Sa poésie, impudique et audacieuse, est comme un battement d'aile ou de coeur qui oscille entre volupté gourmande, légèreté insouciante, sensualité et fêlures.

« Je devrais loger près de l'océan pour que tu reflues vers moi plus souvent ! »

Les vers se font joueurs et frondeurs,
un brin railleur.
Sur les pages des cahiers,
les mots déambulent libres et tendres,
avides de sens,
avides de vie,
avides de frénésie et de folie.
Ils s'enroulent et s'emportent,
Et comme des lames de fond,
ils balaient de leur puissance irrésistible
les apparences
les jacasseries, les pudibonderies, les hypocrisies.

Tels des funambules sur un fil,
ils s'accordent, s'encordent,
se raccordent, ou se désaccordent
au gré de ses amours et de ses fantasmes,
des espoirs et des doutes
des déceptions et des défaites.
Fantasques et débridés,
ils sautillent, pétillent, s'entortillent
en une gamme chromatique de couleurs,
d'images, de sonorités,
de saveurs douces et amères.

Au fil des pages,
ils deviennent saltimbanques,
jongleurs et bonimenteurs,
ils se font espiègles et passionnés,
prennent la tangente ou des libertés,
voyagent au gré des rêves et des pensées.
Ils se désancrent et jettent leurs amarres
au cours de leur voyage, de leur dévergondage, de libertinage, de leur mirage, de leur naufrage.

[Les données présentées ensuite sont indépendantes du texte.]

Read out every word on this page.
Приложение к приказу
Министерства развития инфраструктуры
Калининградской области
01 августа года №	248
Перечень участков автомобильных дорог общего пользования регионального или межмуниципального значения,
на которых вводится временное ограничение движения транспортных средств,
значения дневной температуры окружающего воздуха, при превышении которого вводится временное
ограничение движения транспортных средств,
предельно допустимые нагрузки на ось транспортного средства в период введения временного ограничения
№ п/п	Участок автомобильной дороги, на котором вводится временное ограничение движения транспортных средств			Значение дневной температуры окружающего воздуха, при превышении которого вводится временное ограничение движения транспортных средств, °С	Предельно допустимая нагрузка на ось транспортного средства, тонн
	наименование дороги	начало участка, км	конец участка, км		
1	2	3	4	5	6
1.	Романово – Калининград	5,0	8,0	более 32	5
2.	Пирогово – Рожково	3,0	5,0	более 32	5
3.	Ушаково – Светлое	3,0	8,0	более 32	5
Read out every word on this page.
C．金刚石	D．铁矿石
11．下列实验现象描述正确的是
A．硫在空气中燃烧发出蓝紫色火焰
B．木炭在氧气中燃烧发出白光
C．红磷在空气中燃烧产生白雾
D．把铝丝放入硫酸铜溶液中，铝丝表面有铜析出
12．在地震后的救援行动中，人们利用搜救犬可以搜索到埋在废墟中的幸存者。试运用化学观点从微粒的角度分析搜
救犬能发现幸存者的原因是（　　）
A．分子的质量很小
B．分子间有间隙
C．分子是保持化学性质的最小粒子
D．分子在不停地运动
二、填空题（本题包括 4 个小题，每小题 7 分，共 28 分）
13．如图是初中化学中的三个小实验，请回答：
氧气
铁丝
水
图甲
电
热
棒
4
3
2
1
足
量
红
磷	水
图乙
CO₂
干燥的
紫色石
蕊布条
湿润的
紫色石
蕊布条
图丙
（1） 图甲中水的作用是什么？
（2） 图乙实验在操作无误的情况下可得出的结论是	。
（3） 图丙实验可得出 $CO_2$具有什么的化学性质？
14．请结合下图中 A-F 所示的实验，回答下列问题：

« Il n'y a pas de grande passion qui ne soit payée de sang ou de larmes. Mon coeur gonflé d'ardeur, j'ai choisi de vivre de mes gouttes alertes plutôt que de mourir d'un rire mou. »

*
Une fois de plus, j'ai aimé la force généreuse et vitale du texte de Maryna Uzun. La retenue et la pudeur se dévêtissent et se cisèlent en petits éclats acérés et mordants, se sertissent de jolies images primesautières et vraies. L'intime y rencontre l'imaginaire dans un texte troublant et poétique qui déploie ses bras introspectifs et mélancoliques.
A découvrir.

« Je m'appliquerai au jour le jour, m'équilibrerai en écrivant le contraire de ce que j'en-dure, je m'aiderai de ma longue perche de poète ! de toute façon, je m'engage à ne plus reculer au lendemain notre beauté de vivre ! Puisqu'il a prononcé cette phrase : « Tu me fuis, tu as trop d'occupations, et la vie détale ! … Je t'aime ! » »

*** ***
Un très grand merci Maryna Uzun pour ce beau cadeau, c'est toujours un plaisir de voyager sur des sentiers balisés.